Alt (pictured at top) will be a preseason All-American at left tackle and likely first-round draft pick 13 months from now.
Correll will start for a third season at center and about halfway through the year the Irish will start pondering if they should talk him into a sixth collegiate year in 2024.
Fisher will start at right tackle and could join Alt in the NFL draft with a strong year. While that may panic Notre Dame fans, a season producing a pair of first-round tackles should be a season with some substantial successes in the fall, as well.

But those two guard spots will lead to much springtime and preseason wonder. Rudolph does not know who will emerge, obviously, but he indicated he will take the same approach that Hiestand did and find his best five players first, their positions second.

“You’d be selling the group short if you weren’t trying to find the best five,” Rudolph said. “You have to do that with some vision of how the whole group fits together.

“There might be someone who is competing their tail off, and they might back up [Alt] or back up [Correll], but if they play in a way this spring where you see they’re one of those five (best), you can easily move them to a position and have them ready in fall camp and all summer to take that over.”

The initial candidates should be rising junior Rocco Spindler, fifth-year Andrew Kristofic and perhaps rising sophomore Billy Schrauth. Kristofic has starting experience, most notably stepping in at left guard for the second half of the 2021 season, with much success. The other two are unknowns since high-profile recruitments.

For the moment, presume the starting guards come from that trio. The player to nominally come up short should still anticipate playing in 2023. Notre Dame’s offensive line health in 2022 was absurd. Aside from Patterson suffering a foot injury in August, no offensive lineman endured notable injury.

That may have been karmic justice for the historical string of injuries at left tackle in 2021, needing four underclassmen to take their knocks just to get through the first half of the season, but it was still the first time since 2017 the Irish enjoyed such fortune up front, needing at least two reserves in each of the four intervening seasons.
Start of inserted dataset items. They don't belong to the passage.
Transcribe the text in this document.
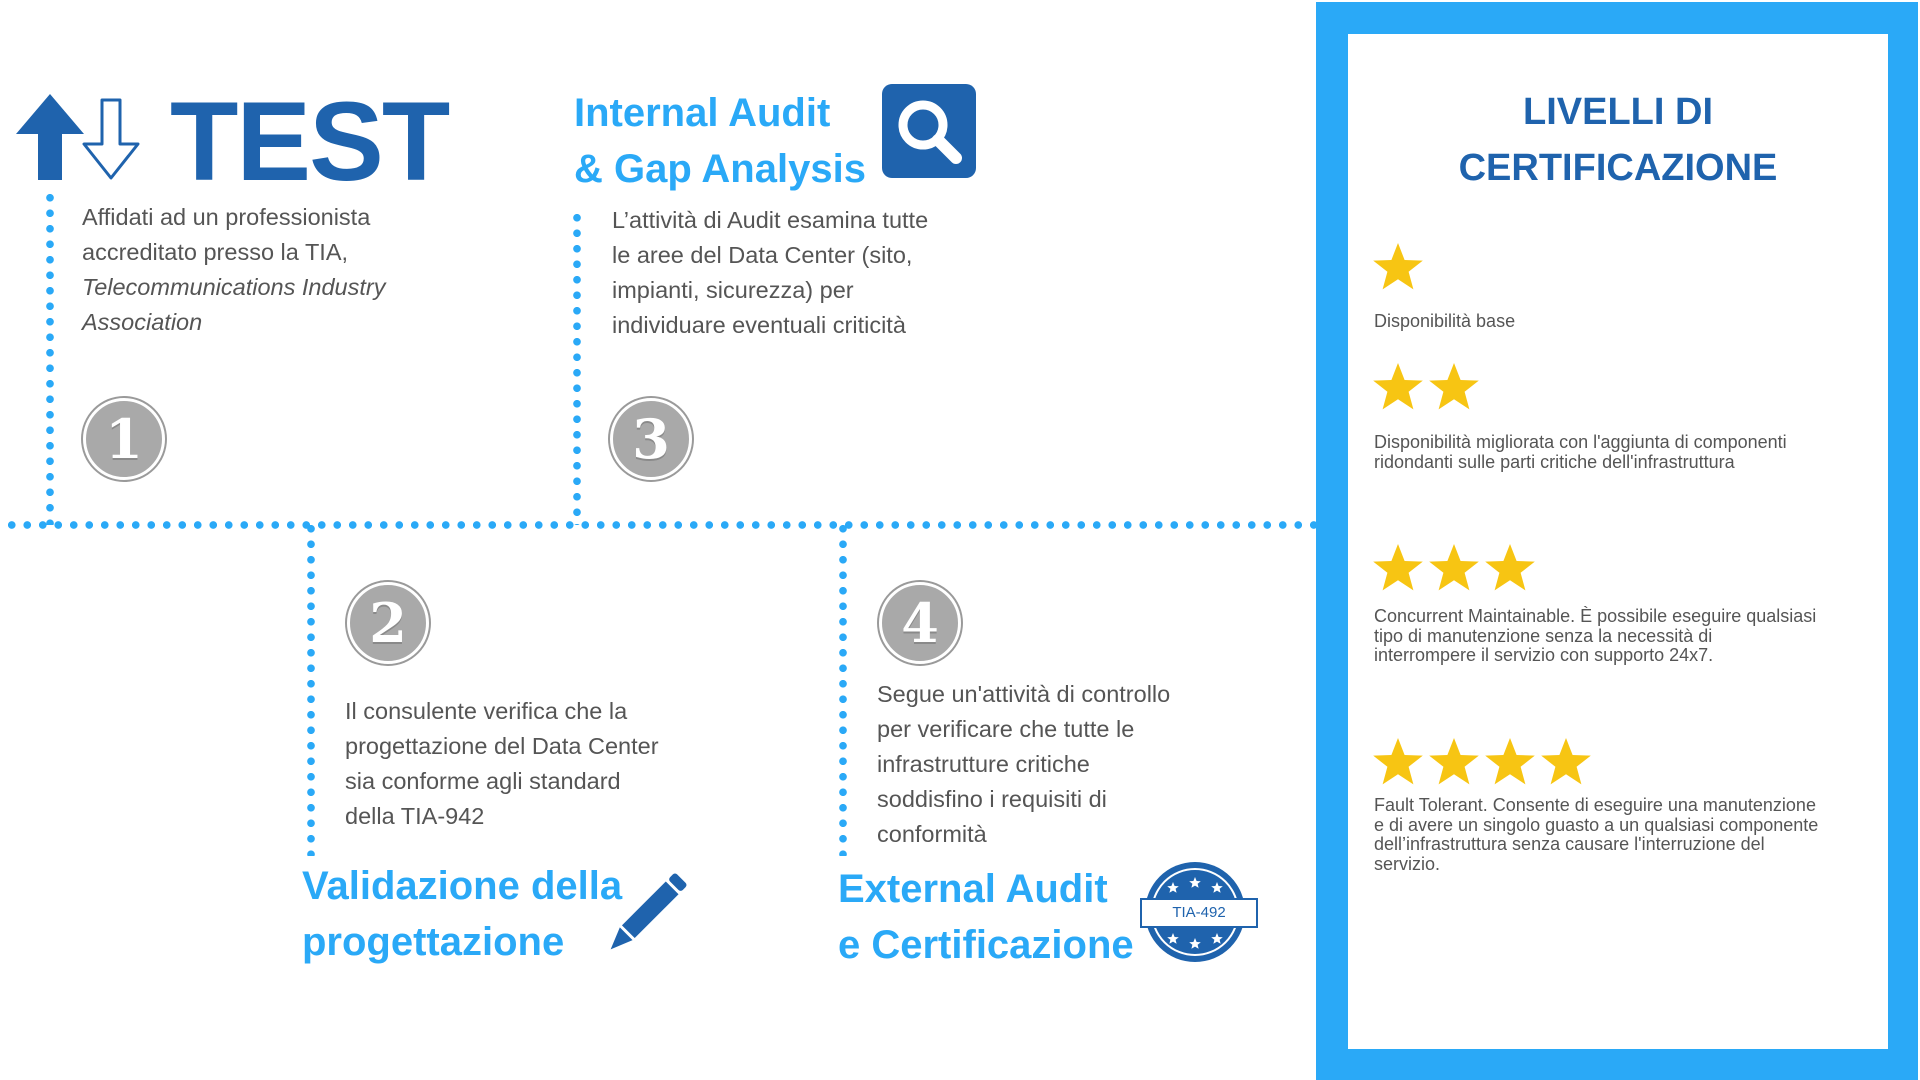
TEST
Affidati ad un professionista
accreditato presso la TIA,
Telecommunications Industry
Association
1
Internal Audit
& Gap Analysis
L’attività di Audit esamina tutte
le aree del Data Center (sito,
impianti, sicurezza) per
individuare eventuali criticità
3
2
Il consulente verifica che la
progettazione del Data Center
sia conforme agli standard
della TIA-942
Validazione della
progettazione
4
Segue un'attività di controllo
per verificare che tutte le
infrastrutture critiche
soddisfino i requisiti di
conformità
External Audit
e Certificazione
TIA-492
LIVELLI DI
CERTIFICAZIONE
Disponibilità base
Disponibilità migliorata con l'aggiunta di componenti
ridondanti sulle parti critiche dell'infrastruttura
Concurrent Maintainable. È possibile eseguire qualsiasi
tipo di manutenzione senza la necessità di
interrompere il servizio con supporto 24x7.
Fault Tolerant. Consente di eseguire una manutenzione
e di avere un singolo guasto a un qualsiasi componente
dell’infrastruttura senza causare l'interruzione del
servizio.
It would be irrational to expect such luck again, giving tangible motivation to the three other rising sophomores as well as a pair of rising juniors, none of whom have seen the field yet.

RELATED READING: Where Notre Dame Was & Is: Defensive line, suddenly inexperienced and unproven
Where Notre Dame Was & Is: Tight ends, moving on from an all-time great
Where Notre Dame Was & Is: Running backs, led by a familiar ‘three-headed monster’
Where Notre Dame Was & Is: Linebackers, led by a trio of veterans and little change
Where Notre Dame Was & Is: Defensive backs, with a star sophomore and an Oklahoma State transfer

FUTURE DEPTH
Hiestand pulled in a total of 10 offensive linemen in the last two classes, though Joey Tanona was already forced into retirement due to a concussion suffered in a car accident last winter. Nonetheless, those nine underclassmen present Rudolph plenty of options moving forward, all notable recruits, part of the luxury of taking this job.